Giving him treats constantly probably backs up his grumpiness to a certain extent...he probably does not see it as a reward but just as normal practice now.
My mare (ex-racer) was incredibly bad when I bought her (11yrs ago)..she had been ill-treated and then abandoned cos she turned on the person who ill-treated her and was right off people to the extent you couldnt touch her. She would also attack you, cow-kick and bite. Yet I always saw her as vulnerable. Its like there was a line she knew she shouldnt cross but she just couldnt help herself. She would attack first before you attacked her.
I had all physical checks done on her and she was a mess muscular wise..so plenty of physio work was done. Also, I just had to draw lines and make things black and white so she knew where she was and what was expected of her. She tended to like things done 'right' not haphazard, and I expected respect from her so we both knew where we stood. She couldn't just bully for the sake of it.
She is still grumpy sometimes...especially with rugs but if she is scratchy it is often cos there is something wrong ie. soreness. She suffers from arthritis and since she has got older cant seem to take any kind of pain.

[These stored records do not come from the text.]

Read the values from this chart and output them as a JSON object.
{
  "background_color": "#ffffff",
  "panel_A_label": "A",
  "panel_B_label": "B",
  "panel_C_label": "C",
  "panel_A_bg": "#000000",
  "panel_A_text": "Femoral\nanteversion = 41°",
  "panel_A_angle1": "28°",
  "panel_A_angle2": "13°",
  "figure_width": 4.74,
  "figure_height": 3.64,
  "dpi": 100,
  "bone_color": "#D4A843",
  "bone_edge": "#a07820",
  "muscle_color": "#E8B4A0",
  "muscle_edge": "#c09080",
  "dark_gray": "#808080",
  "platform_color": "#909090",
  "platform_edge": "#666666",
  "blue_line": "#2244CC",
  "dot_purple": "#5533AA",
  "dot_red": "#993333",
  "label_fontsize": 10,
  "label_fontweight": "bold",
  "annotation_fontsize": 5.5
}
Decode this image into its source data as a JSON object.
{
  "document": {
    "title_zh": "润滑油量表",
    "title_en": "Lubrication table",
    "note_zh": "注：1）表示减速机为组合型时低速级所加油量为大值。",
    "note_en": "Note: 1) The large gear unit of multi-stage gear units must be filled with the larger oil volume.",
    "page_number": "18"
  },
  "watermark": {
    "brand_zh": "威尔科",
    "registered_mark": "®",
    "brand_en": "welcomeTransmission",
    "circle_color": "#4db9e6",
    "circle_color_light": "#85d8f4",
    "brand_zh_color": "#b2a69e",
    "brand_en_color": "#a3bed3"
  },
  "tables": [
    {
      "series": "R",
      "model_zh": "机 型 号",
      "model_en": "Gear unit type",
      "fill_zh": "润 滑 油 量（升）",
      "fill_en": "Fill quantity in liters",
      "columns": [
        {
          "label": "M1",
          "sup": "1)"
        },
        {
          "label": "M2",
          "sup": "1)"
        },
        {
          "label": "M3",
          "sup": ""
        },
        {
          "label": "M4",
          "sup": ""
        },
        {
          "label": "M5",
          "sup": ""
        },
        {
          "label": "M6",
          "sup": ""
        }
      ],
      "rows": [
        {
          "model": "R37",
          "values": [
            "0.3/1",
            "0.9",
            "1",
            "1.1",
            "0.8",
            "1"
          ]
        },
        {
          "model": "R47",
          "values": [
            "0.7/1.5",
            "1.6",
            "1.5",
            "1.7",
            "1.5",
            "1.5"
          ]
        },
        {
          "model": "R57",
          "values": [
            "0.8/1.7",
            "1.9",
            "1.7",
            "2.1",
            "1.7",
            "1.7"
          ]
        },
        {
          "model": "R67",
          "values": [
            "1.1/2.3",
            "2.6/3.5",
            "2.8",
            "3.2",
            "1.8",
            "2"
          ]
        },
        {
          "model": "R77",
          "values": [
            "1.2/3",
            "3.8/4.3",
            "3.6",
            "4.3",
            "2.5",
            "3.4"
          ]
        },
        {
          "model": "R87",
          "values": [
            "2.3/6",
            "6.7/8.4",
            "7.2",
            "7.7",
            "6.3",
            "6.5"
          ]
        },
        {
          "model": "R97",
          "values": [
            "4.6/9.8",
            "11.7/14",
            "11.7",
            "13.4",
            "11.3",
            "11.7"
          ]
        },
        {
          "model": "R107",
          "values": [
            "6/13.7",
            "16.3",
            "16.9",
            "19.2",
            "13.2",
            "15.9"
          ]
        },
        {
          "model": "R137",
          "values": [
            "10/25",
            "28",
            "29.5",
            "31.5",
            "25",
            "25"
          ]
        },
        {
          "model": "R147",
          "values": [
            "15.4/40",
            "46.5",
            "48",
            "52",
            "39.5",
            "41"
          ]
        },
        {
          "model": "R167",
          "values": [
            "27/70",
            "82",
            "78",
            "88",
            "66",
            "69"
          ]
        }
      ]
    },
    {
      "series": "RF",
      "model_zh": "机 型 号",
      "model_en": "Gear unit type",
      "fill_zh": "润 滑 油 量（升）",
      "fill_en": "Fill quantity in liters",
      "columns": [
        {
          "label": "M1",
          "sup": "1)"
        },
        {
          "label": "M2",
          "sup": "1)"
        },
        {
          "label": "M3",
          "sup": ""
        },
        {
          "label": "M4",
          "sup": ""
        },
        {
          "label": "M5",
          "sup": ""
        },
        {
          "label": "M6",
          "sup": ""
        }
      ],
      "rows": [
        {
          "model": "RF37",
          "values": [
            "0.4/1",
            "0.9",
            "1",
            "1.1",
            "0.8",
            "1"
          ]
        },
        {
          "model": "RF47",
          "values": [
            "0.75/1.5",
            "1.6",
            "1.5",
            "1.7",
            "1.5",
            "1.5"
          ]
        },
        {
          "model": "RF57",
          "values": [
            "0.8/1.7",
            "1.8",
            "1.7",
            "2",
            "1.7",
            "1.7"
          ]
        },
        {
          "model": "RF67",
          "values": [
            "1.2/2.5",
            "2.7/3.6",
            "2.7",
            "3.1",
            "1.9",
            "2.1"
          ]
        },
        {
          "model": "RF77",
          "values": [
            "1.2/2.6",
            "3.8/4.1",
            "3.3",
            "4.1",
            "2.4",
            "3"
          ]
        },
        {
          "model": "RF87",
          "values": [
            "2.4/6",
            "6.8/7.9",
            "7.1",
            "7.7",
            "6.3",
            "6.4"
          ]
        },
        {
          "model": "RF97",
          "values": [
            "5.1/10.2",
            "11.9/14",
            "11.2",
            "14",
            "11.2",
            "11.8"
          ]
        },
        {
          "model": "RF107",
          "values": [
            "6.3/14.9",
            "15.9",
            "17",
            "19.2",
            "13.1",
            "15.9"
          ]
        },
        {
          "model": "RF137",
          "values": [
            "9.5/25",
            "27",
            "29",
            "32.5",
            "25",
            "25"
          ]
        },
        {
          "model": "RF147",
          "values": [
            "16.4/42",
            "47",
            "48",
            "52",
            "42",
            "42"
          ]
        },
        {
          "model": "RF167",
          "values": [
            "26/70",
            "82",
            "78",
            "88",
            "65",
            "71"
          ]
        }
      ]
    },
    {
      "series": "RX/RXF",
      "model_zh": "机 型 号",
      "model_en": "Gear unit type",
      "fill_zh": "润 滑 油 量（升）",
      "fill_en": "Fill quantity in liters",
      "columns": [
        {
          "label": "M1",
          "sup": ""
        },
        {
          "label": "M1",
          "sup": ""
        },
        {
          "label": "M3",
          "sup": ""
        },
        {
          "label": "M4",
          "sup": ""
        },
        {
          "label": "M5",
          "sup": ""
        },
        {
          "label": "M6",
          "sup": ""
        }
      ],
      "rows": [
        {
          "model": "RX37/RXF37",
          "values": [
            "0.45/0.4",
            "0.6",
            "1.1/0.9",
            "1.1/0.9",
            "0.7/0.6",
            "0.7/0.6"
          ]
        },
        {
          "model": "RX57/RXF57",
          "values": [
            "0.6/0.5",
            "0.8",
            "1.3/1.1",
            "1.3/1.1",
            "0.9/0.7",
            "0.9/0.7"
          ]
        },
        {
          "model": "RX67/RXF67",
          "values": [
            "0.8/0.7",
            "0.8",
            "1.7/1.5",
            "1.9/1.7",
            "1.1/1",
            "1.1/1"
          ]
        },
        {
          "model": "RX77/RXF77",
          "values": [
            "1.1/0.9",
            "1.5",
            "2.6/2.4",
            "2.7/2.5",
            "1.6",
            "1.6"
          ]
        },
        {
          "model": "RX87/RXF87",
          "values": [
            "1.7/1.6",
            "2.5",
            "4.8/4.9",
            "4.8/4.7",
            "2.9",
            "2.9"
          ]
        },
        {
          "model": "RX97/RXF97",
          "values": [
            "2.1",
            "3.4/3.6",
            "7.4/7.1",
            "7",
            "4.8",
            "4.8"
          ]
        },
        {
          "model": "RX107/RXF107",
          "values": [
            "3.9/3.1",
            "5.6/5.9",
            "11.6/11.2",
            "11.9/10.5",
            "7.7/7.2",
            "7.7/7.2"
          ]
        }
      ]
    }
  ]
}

I do give her treats and she has never snatched or got funny about them at all, yet, I can go all the time with her not giving her any and she doesnt hassle me for them or get grouchy with me.
I do think some horses can just be rather grumpy of their own accord, all have different personalities after all and are not happy-go-lucky types!
It may be worth getting him checked over tho...it would be worth ruling out that there is a pain-related issue, otherwise anything you do to try to improve his outlook on life will be difficult.
 
I agree with Shilisdair's advice of trying a low dose of painkiller and observing what happens to her personality.

If the horse is very bright and likes to be occupied then I would recommend some interesting work (hacking, schooling etc). My horse is dreadful if he is not occupied with regular work.